The Prayer That Never Changed Me

Published on March 27, 2026 at 9:56 PM

I read a post a relative shared on Facebook recently, and it stuck with me all day. I kept turning it over in my mind. He said that “sin is sin,” and that homosexuality is just as bad as murder — and vice versa. Though it pained me a bit, I understand what he was trying to say, but I have a serious problem with that ideology.

To equate being gay with taking a human life is absurd. It’s the same kind of thinking that lumps homosexuality together with pedophilia. It’s not only inaccurate — it’s insulting. Are there gay people who are pedophiles? Yes. Just like there are heterosexual pedophiles. Sexual orientation has nothing to do with predatory behavior.

A murderer is someone who has lost so much conscience and empathy that human life means nothing to them. They see a person the way most of us see an insect. That is not remotely comparable to being gay. Many gay people are respectful, loving, kind, and they contribute to society in countless ways. And yes, there are terrible gay people — just like there are terrible straight people.

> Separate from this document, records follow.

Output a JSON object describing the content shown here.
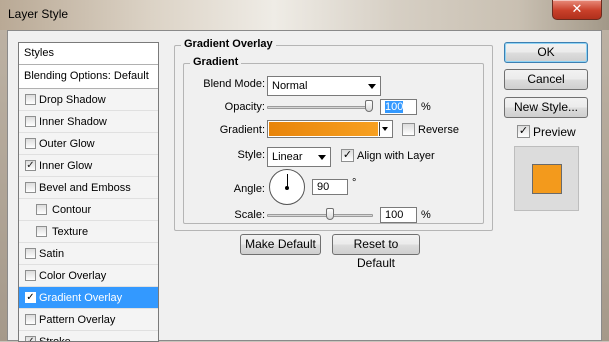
{
  "window": {
    "title": "Layer Style",
    "close_glyph": "✕"
  },
  "styles_list": {
    "header": "Styles",
    "blending_options": "Blending Options: Default",
    "items": [
      {
        "label": "Drop Shadow",
        "checked": false,
        "selected": false,
        "indent": false
      },
      {
        "label": "Inner Shadow",
        "checked": false,
        "selected": false,
        "indent": false
      },
      {
        "label": "Outer Glow",
        "checked": false,
        "selected": false,
        "indent": false
      },
      {
        "label": "Inner Glow",
        "checked": true,
        "selected": false,
        "indent": false
      },
      {
        "label": "Bevel and Emboss",
        "checked": false,
        "selected": false,
        "indent": false
      },
      {
        "label": "Contour",
        "checked": false,
        "selected": false,
        "indent": true
      },
      {
        "label": "Texture",
        "checked": false,
        "selected": false,
        "indent": true
      },
      {
        "label": "Satin",
        "checked": false,
        "selected": false,
        "indent": false
      },
      {
        "label": "Color Overlay",
        "checked": false,
        "selected": false,
        "indent": false
      },
      {
        "label": "Gradient Overlay",
        "checked": true,
        "selected": true,
        "indent": false
      },
      {
        "label": "Pattern Overlay",
        "checked": false,
        "selected": false,
        "indent": false
      },
      {
        "label": "Stroke",
        "checked": true,
        "selected": false,
        "indent": false
      }
    ]
  },
  "gradient_overlay": {
    "group_title": "Gradient Overlay",
    "subgroup_title": "Gradient",
    "blend_mode_label": "Blend Mode:",
    "blend_mode_value": "Normal",
    "opacity_label": "Opacity:",
    "opacity_value": "100",
    "opacity_unit": "%",
    "opacity_fraction": 1.0,
    "gradient_label": "Gradient:",
    "gradient_colors": [
      "#e8840a",
      "#f7a021"
    ],
    "reverse_label": "Reverse",
    "reverse_checked": false,
    "style_label": "Style:",
    "style_value": "Linear",
    "align_label": "Align with Layer",
    "align_checked": true,
    "angle_label": "Angle:",
    "angle_value": "90",
    "angle_unit": "°",
    "scale_label": "Scale:",
    "scale_value": "100",
    "scale_unit": "%",
    "scale_fraction": 0.6,
    "make_default_label": "Make Default",
    "reset_default_label": "Reset to Default"
  },
  "actions": {
    "ok_label": "OK",
    "cancel_label": "Cancel",
    "new_style_label": "New Style...",
    "preview_label": "Preview",
    "preview_checked": true,
    "preview_color": "#f39a1c",
    "check_glyph": "✓"
  }
}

I think a lot of people reduce gay relationships to nothing but sex. They can separate heterosexual relationships from the sexual component, but when they look at gay couples, all they see is the bedroom. They miss everything else — the companionship, the partnership, the shared responsibilities, the emotional bond, the dreams and the daily life built together. The fulfillment of being with someone that you truly love and to reciprocate those feelings.

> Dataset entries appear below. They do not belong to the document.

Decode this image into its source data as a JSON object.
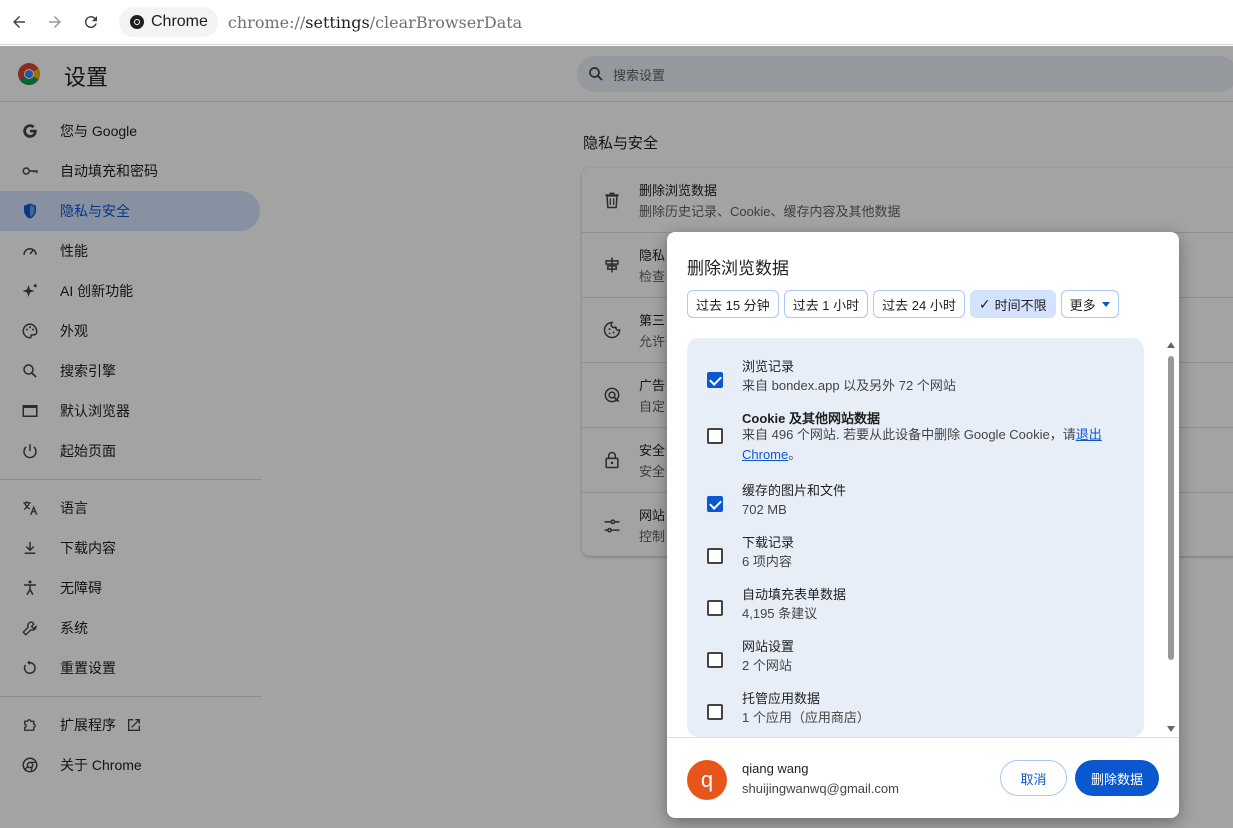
{
  "browser": {
    "chip_label": "Chrome",
    "url_scheme": "chrome://",
    "url_host": "settings",
    "url_path": "/clearBrowserData"
  },
  "header": {
    "title": "设置",
    "search_placeholder": "搜索设置"
  },
  "sidebar": {
    "items": [
      {
        "label": "您与 Google",
        "icon": "google-icon"
      },
      {
        "label": "自动填充和密码",
        "icon": "key-icon"
      },
      {
        "label": "隐私与安全",
        "icon": "shield-icon",
        "active": true
      },
      {
        "label": "性能",
        "icon": "speedometer-icon"
      },
      {
        "label": "AI 创新功能",
        "icon": "sparkle-icon"
      },
      {
        "label": "外观",
        "icon": "palette-icon"
      },
      {
        "label": "搜索引擎",
        "icon": "search-icon"
      },
      {
        "label": "默认浏览器",
        "icon": "browser-window-icon"
      },
      {
        "label": "起始页面",
        "icon": "power-icon"
      },
      {
        "label": "语言",
        "icon": "translate-icon"
      },
      {
        "label": "下载内容",
        "icon": "download-icon"
      },
      {
        "label": "无障碍",
        "icon": "accessibility-icon"
      },
      {
        "label": "系统",
        "icon": "wrench-icon"
      },
      {
        "label": "重置设置",
        "icon": "reset-icon"
      },
      {
        "label": "扩展程序",
        "icon": "puzzle-icon"
      },
      {
        "label": "关于 Chrome",
        "icon": "chrome-icon"
      }
    ]
  },
  "main": {
    "section_title": "隐私与安全",
    "rows": [
      {
        "title": "删除浏览数据",
        "subtitle": "删除历史记录、Cookie、缓存内容及其他数据",
        "icon": "trash-icon"
      },
      {
        "title": "隐私",
        "subtitle": "检查",
        "icon": "guide-icon"
      },
      {
        "title": "第三",
        "subtitle": "允许",
        "icon": "cookie-icon"
      },
      {
        "title": "广告",
        "subtitle": "自定",
        "icon": "ads-icon"
      },
      {
        "title": "安全",
        "subtitle": "安全",
        "icon": "lock-icon"
      },
      {
        "title": "网站",
        "subtitle": "控制",
        "icon": "tune-icon"
      }
    ]
  },
  "dialog": {
    "title": "删除浏览数据",
    "time_ranges": [
      {
        "label": "过去 15 分钟",
        "selected": false
      },
      {
        "label": "过去 1 小时",
        "selected": false
      },
      {
        "label": "过去 24 小时",
        "selected": false
      },
      {
        "label": "时间不限",
        "selected": true
      },
      {
        "label": "更多",
        "selected": false
      }
    ],
    "items": [
      {
        "title": "浏览记录",
        "subtitle": "来自 bondex.app 以及另外 72 个网站",
        "checked": true
      },
      {
        "title": "Cookie 及其他网站数据",
        "subtitle": "来自 496 个网站. 若要从此设备中删除 Google Cookie，请",
        "link": "退出 Chrome",
        "suffix": "。",
        "checked": false
      },
      {
        "title": "缓存的图片和文件",
        "subtitle": "702 MB",
        "checked": true
      },
      {
        "title": "下载记录",
        "subtitle": "6 项内容",
        "checked": false
      },
      {
        "title": "自动填充表单数据",
        "subtitle": "4,195 条建议",
        "checked": false
      },
      {
        "title": "网站设置",
        "subtitle": "2 个网站",
        "checked": false
      },
      {
        "title": "托管应用数据",
        "subtitle": "1 个应用（应用商店）",
        "checked": false
      }
    ],
    "account": {
      "initial": "q",
      "name": "qiang wang",
      "email": "shuijingwanwq@gmail.com"
    },
    "cancel_label": "取消",
    "delete_label": "删除数据"
  },
  "colors": {
    "accent": "#0b57d0",
    "avatar": "#e8551b",
    "active_bg": "#d3e3fd"
  }
}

Inside a gay man is the same longing any heterosexual person feels: the desire for connection, for love, for meaning, for someone who understands him. He doesn’t just want sexual gratification. He wants a fulfilling, healthy, committed relationship with someone who meets his needs, his hopes, his dreams. The same things everyone else wants.

There’s another part of this discussion that I think my relative is overlooking. I know he was trying to be helpful. He was criticizing people who elevate homosexuality as a “worse” sin than all others, and in that sense, he’s right. Religious circles often latch onto whatever topic is culturally hot at the moment. In the 80s it was satanism and rock music — every Christian had something to say about it. Now the focus has shifted, but the pattern is the same.

Still, there’s something he’s ignoring that matters deeply: the struggle so many gay people go through just to accept who they are. The years of torment, confusion, and self‑hatred they endure before they can finally say, “This is me.” That struggle shapes a person. It scars them. It also strengthens them.

In my own life, that battle lasted more than thirty years. It wrecked my mental health. I reached a point where I couldn’t keep pretending. I was lying to myself and to the people I loved. The decision to live honestly wasn’t easy — it was necessary. I was standing at a crossroads: accept myself or die. And I chose to live.

Not everyone was happy about that choice. Some told me I’d “split hell wide open.” Some said God couldn’t love someone like me. What they didn’t know was that I had begged that same God to change me. I prayed, I cried, I pleaded for decades. Nothing changed. The emptiness stayed. I tried to fill it with scripture, prayer, fellowship — but the hole remained. Deep down, I knew what I longed for: a meaningful relationship with someone who fit me, someone who met the needs I had spent my whole life trying to deny.

People told me that any relationship with a man would be shallow, temporary, unable to compare to a “real” relationship with the Creator. But I never felt whole in that spiritual relationship because I always felt like a mistake. A disappointment. A lie. That feeling stalked me for most of my life.

Don’t misunderstand me. I’m not saying that struggle cancels out sin, or that someone’s trauma automatically excuses every choice they make. A murderer is still a murderer, no matter what they’ve endured. That’s not my argument.

My point is that homosexuality involves consenting adults making choices about their own lives. Those adults will answer to your God, if you believe in one. Murder, on the other hand, requires the absence of consent. One person’s will, life, and autonomy are taken from them. To equate these two things — one rooted in mutual consent, the other in violence and violation — is not only inaccurate, it’s morally incoherent.

So I made a decision that many in my former circles believe I’ll regret for eternity. Maybe they’re right — maybe they’re not. But that’s between me and God. If He exists, then I’ll answer to Him. What I know for certain is this: I will finish this life with a happiness and a wholeness I never had before I chose to live as I truly am.